Germany: Local leader of far-right party attacked, wounded

BERLIN (AP) – A local leader of the far-right Alternative for Germany was attacked and wounded by several people in the northwestern city of Bremen, an assault that drew condemnation yesterday from some of the party’s fiercest opponents.

Bremen police said they believe the attack on Frank Magnitz, a lawmaker in Germany’s national parliament who leads the party’s local branch, was politically motivated. They called for witnesses to the attack, which took place on Monday evening near a city theater, to come forward.

The party, known by its German acronym AfD, said early yesterday that Magnitz was ambushed by three masked men after he left a local newspaper’s New Year’s reception, beaten unconscious with a piece of wood and then kicked in the head as he lay on the ground. He has been hospitalised.

Bremen, Germany’s smallest state, holds a regional election on May 26, the same day as European Parliament elections in which AfD hopes to make gains.

Chancellor Angela Merkel’s spokesman, Steffen Seibert, wrote on Twitter that “the brutal attack on lawmaker Frank Magnitz in Bremen must be strongly condemned. Hopefully police will quickly succeed in catching the perpetrators.”

Frank Magnitz, member of the AfD parliamentary group in Berlin, Germany. – AP

Foreign Minister Heiko Maas, a centre-left politician who has been a strong critic of AfD, tweeted that “violence must never be a means of political confrontation — no matter against whom or what the motives are.”

“There is no justification for this,” he said, calling for those responsible to be punished.

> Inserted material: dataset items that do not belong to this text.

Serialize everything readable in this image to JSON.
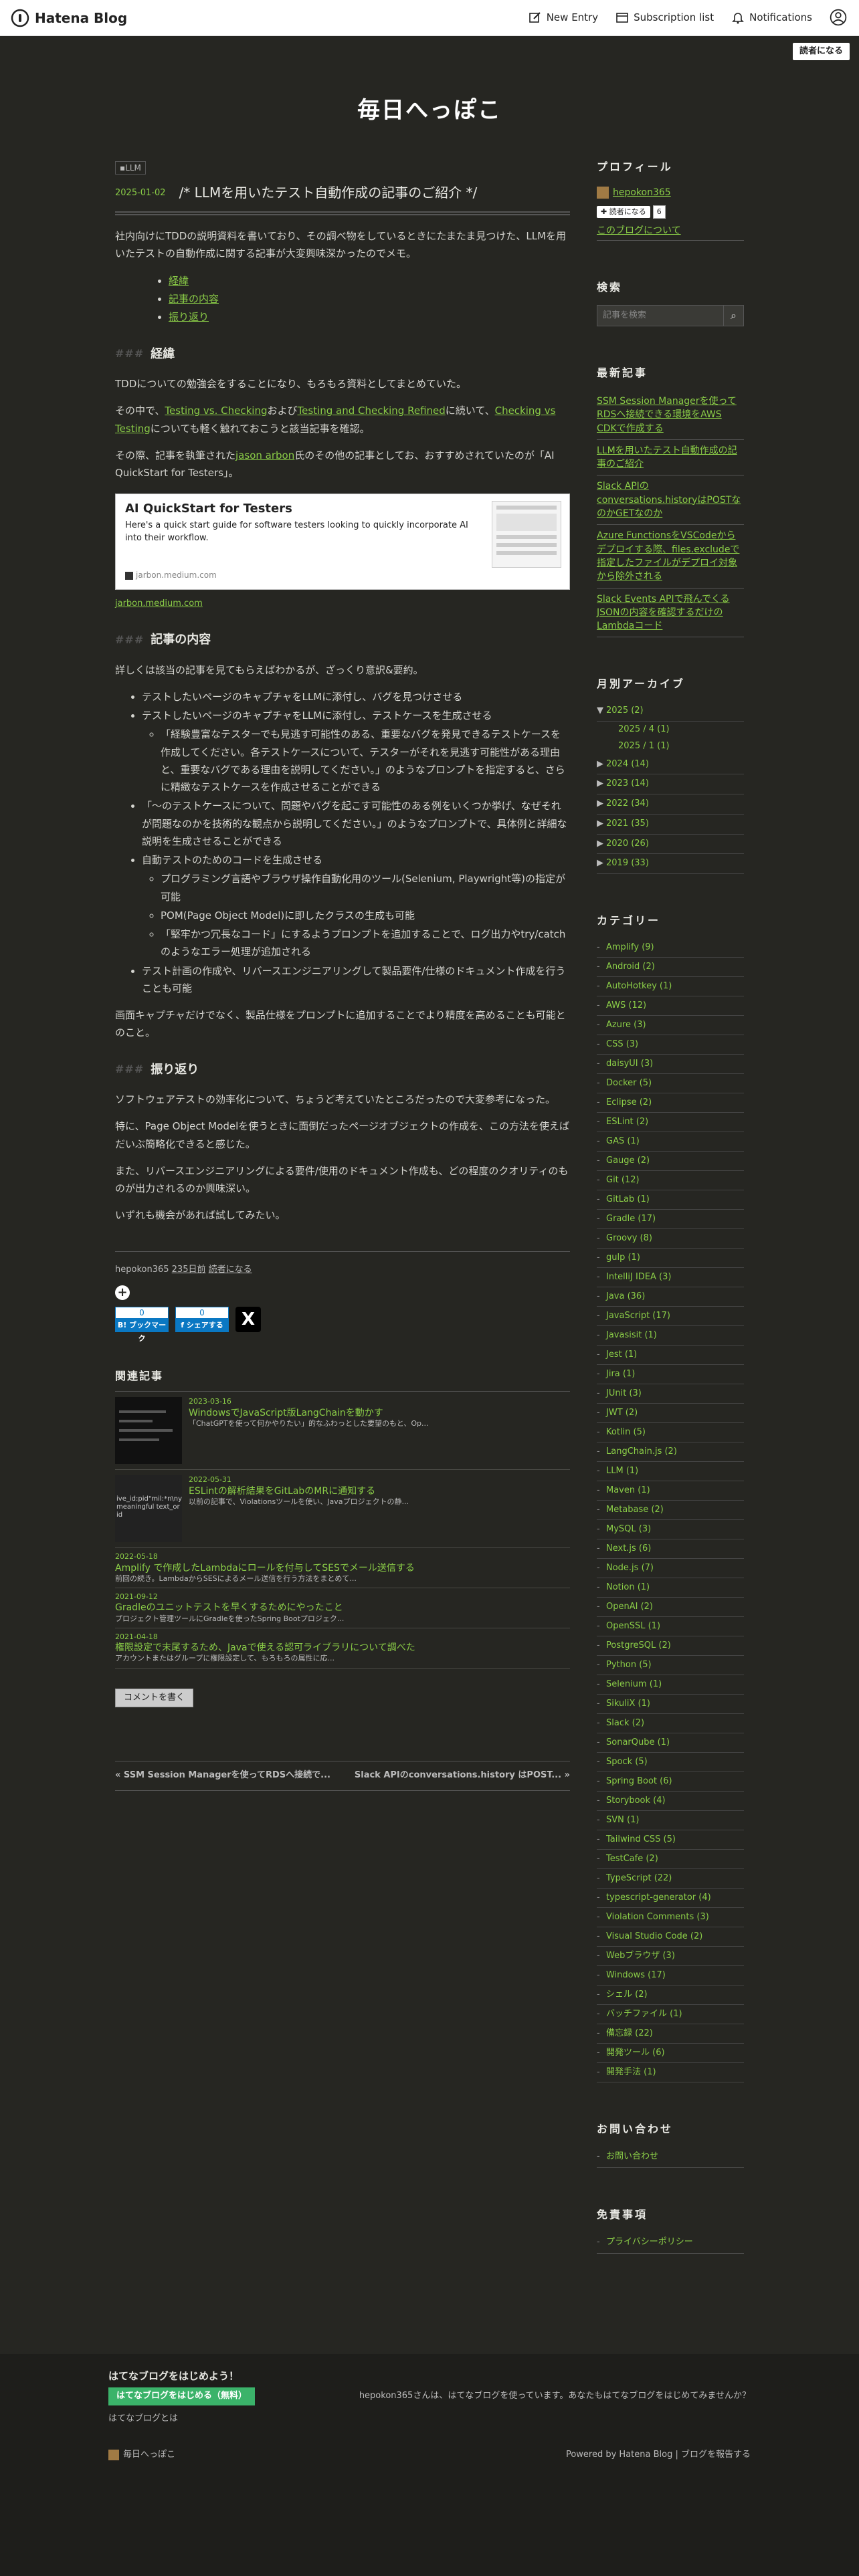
{
  "topbar": {
    "logo_text": "Hatena Blog",
    "new_entry": "New Entry",
    "subscription_list": "Subscription list",
    "notifications": "Notifications"
  },
  "reader_button": "読者になる",
  "blog": {
    "title": "毎日へっぽこ"
  },
  "article": {
    "category": "LLM",
    "date": "2025-01-02",
    "title": "/* LLMを用いたテスト自動作成の記事のご紹介 */",
    "intro": "社内向けにTDDの説明資料を書いており、その調べ物をしているときにたまたま見つけた、LLMを用いたテストの自動作成に関する記事が大変興味深かったのでメモ。",
    "toc": [
      "経緯",
      "記事の内容",
      "振り返り"
    ],
    "sections": [
      {
        "heading": "経緯",
        "mark": "###"
      },
      {
        "heading": "記事の内容",
        "mark": "###"
      },
      {
        "heading": "振り返り",
        "mark": "###"
      }
    ],
    "s1": {
      "p1": "TDDについての勉強会をすることになり、もろもろ資料としてまとめていた。",
      "p2_pre": "その中で、",
      "p2_link1": "Testing vs. Checking",
      "p2_mid1": "および",
      "p2_link2": "Testing and Checking Refined",
      "p2_mid2": "に続いて、",
      "p2_link3": "Checking vs Testing",
      "p2_post": "についても軽く触れておこうと該当記事を確認。",
      "p3_pre": "その際、記事を執筆された",
      "p3_link": "jason arbon",
      "p3_post": "氏のその他の記事としてお、おすすめされていたのが「AI QuickStart for Testers」。"
    },
    "embed": {
      "title": "AI QuickStart for Testers",
      "description": "Here's a quick start guide for software testers looking to quickly incorporate AI into their workflow.",
      "domain": "jarbon.medium.com",
      "link": "jarbon.medium.com"
    },
    "s2": {
      "p1": "詳しくは該当の記事を見てもらえばわかるが、ざっくり意訳&要約。",
      "bullets": [
        "テストしたいページのキャプチャをLLMに添付し、バグを見つけさせる",
        "テストしたいページのキャプチャをLLMに添付し、テストケースを生成させる",
        "「〜のテストケースについて、問題やバグを起こす可能性のある例をいくつか挙げ、なぜそれが問題なのかを技術的な観点から説明してください。」のようなプロンプトで、具体例と詳細な説明を生成させることができる",
        "自動テストのためのコードを生成させる",
        "テスト計画の作成や、リバースエンジニアリングして製品要件/仕様のドキュメント作成を行うことも可能"
      ],
      "sub1": [
        "「経験豊富なテスターでも見逃す可能性のある、重要なバグを発見できるテストケースを作成してください。各テストケースについて、テスターがそれを見逃す可能性がある理由と、重要なバグである理由を説明してください。」のようなプロンプトを指定すると、さらに精緻なテストケースを作成させることができる"
      ],
      "sub2": [
        "プログラミング言語やブラウザ操作自動化用のツール(Selenium, Playwright等)の指定が可能",
        "POM(Page Object Model)に即したクラスの生成も可能",
        "「堅牢かつ冗長なコード」にするようプロンプトを追加することで、ログ出力やtry/catchのようなエラー処理が追加される"
      ],
      "p2": "画面キャプチャだけでなく、製品仕様をプロンプトに追加することでより精度を高めることも可能とのこと。"
    },
    "s3": {
      "p1": "ソフトウェアテストの効率化について、ちょうど考えていたところだったので大変参考になった。",
      "p2": "特に、Page Object Modelを使うときに面倒だったページオブジェクトの作成を、この方法を使えばだいぶ簡略化できると感じた。",
      "p3": "また、リバースエンジニアリングによる要件/使用のドキュメント作成も、どの程度のクオリティのものが出力されるのか興味深い。",
      "p4": "いずれも機会があれば試してみたい。"
    },
    "footer": {
      "author": "hepokon365",
      "ago": "235日前",
      "reader": "読者になる"
    },
    "shares": {
      "hatena_count": "0",
      "hatena_label": "B! ブックマーク",
      "fb_count": "0",
      "fb_label": "f シェアする",
      "x_label": "X"
    }
  },
  "related": {
    "heading": "関連記事",
    "items": [
      {
        "date": "2023-03-16",
        "title": "WindowsでJavaScript版LangChainを動かす",
        "snippet": "「ChatGPTを使って何かやりたい」的なふわっとした要望のもと、Op..."
      },
      {
        "date": "2022-05-31",
        "title": "ESLintの解析結果をGitLabのMRに通知する",
        "snippet": "以前の記事で、Violationsツールを使い、Javaプロジェクトの静..."
      },
      {
        "date": "2022-05-18",
        "title": "Amplify で作成したLambdaにロールを付与してSESでメール送信する",
        "snippet": "前回の続き。LambdaからSESによるメール送信を行う方法をまとめて..."
      },
      {
        "date": "2021-09-12",
        "title": "Gradleのユニットテストを早くするためにやったこと",
        "snippet": "プロジェクト管理ツールにGradleを使ったSpring Bootプロジェク..."
      },
      {
        "date": "2021-04-18",
        "title": "権限設定で末尾するため、Javaで使える認可ライブラリについて調べた",
        "snippet": "アカウントまたはグループに権限設定して、もろもろの属性に応..."
      }
    ],
    "thumb2_text": "ive_id:pid\"mil:*n\\nyx.it-meaningful text_or id"
  },
  "comment_button": "コメントを書く",
  "pager": {
    "prev": "« SSM Session Managerを使ってRDSへ接続で...",
    "next": "Slack APIのconversations.history はPOST... »"
  },
  "sidebar": {
    "profile": {
      "heading": "プロフィール",
      "name": "hepokon365",
      "reader": "読者になる",
      "count": "6",
      "about": "このブログについて"
    },
    "search": {
      "heading": "検索",
      "placeholder": "記事を検索"
    },
    "recent": {
      "heading": "最新記事",
      "items": [
        "SSM Session Managerを使ってRDSへ接続できる環境をAWS CDKで作成する",
        "LLMを用いたテスト自動作成の記事のご紹介",
        "Slack APIのconversations.historyはPOSTなのかGETなのか",
        "Azure FunctionsをVSCodeからデプロイする際、files.excludeで指定したファイルがデプロイ対象から除外される",
        "Slack Events APIで飛んでくるJSONの内容を確認するだけのLambdaコード"
      ]
    },
    "archive": {
      "heading": "月別アーカイブ",
      "open": {
        "label": "2025 (2)",
        "months": [
          "2025 / 4 (1)",
          "2025 / 1 (1)"
        ]
      },
      "years": [
        "2024 (14)",
        "2023 (14)",
        "2022 (34)",
        "2021 (35)",
        "2020 (26)",
        "2019 (33)"
      ]
    },
    "categories": {
      "heading": "カテゴリー",
      "items": [
        "Amplify (9)",
        "Android (2)",
        "AutoHotkey (1)",
        "AWS (12)",
        "Azure (3)",
        "CSS (3)",
        "daisyUI (3)",
        "Docker (5)",
        "Eclipse (2)",
        "ESLint (2)",
        "GAS (1)",
        "Gauge (2)",
        "Git (12)",
        "GitLab (1)",
        "Gradle (17)",
        "Groovy (8)",
        "gulp (1)",
        "IntelliJ IDEA (3)",
        "Java (36)",
        "JavaScript (17)",
        "Javasisit (1)",
        "Jest (1)",
        "Jira (1)",
        "JUnit (3)",
        "JWT (2)",
        "Kotlin (5)",
        "LangChain.js (2)",
        "LLM (1)",
        "Maven (1)",
        "Metabase (2)",
        "MySQL (3)",
        "Next.js (6)",
        "Node.js (7)",
        "Notion (1)",
        "OpenAI (2)",
        "OpenSSL (1)",
        "PostgreSQL (2)",
        "Python (5)",
        "Selenium (1)",
        "SikuliX (1)",
        "Slack (2)",
        "SonarQube (1)",
        "Spock (5)",
        "Spring Boot (6)",
        "Storybook (4)",
        "SVN (1)",
        "Tailwind CSS (5)",
        "TestCafe (2)",
        "TypeScript (22)",
        "typescript-generator (4)",
        "Violation Comments (3)",
        "Visual Studio Code (2)",
        "Webブラウザ (3)",
        "Windows (17)",
        "シェル (2)",
        "バッチファイル (1)",
        "備忘録 (22)",
        "開発ツール (6)",
        "開発手法 (1)"
      ]
    },
    "contact": {
      "heading": "お問い合わせ",
      "link": "お問い合わせ"
    },
    "disclaimer": {
      "heading": "免責事項",
      "link": "プライバシーポリシー"
    }
  },
  "page_footer": {
    "heading": "はてなブログをはじめよう！",
    "cta": "はてなブログをはじめる（無料）",
    "what": "はてなブログとは",
    "message": "hepokon365さんは、はてなブログを使っています。あなたもはてなブログをはじめてみませんか？",
    "blog_name": "毎日へっぽこ",
    "powered": "Powered by Hatena Blog | ブログを報告する"
  }
}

That was echoed by other politicians from established parties, including prominent Green party politician Cem Ozdemir, who said that AfD must be countered by legal means, not violence. “Anyone who fights hatred with hatred always lets hatred win in the end,” he wrote on Twitter.

AfD is represented in all of Germany’s 16 state parliaments. It entered the national parliament in 2017 and is currently the biggest opposition party there.

AfD views the country’s established political parties with contempt, and the feeling is mutual.

“The cowardly and life-threatening attack against Frank Magnitz is the result of constant agitation against us by politicians and media,” party co-leaders Alexander Gauland and Joerg Meuthen said in a statement.

AfD took 10 per cent of the vote in Bremen in the 2017 national election, below its nationwide result of 12.6 per cent. Bremen is not considered a stronghold of the six-year-old party, unlike three states in Germany’s ex-communist east that hold regional votes in September and October.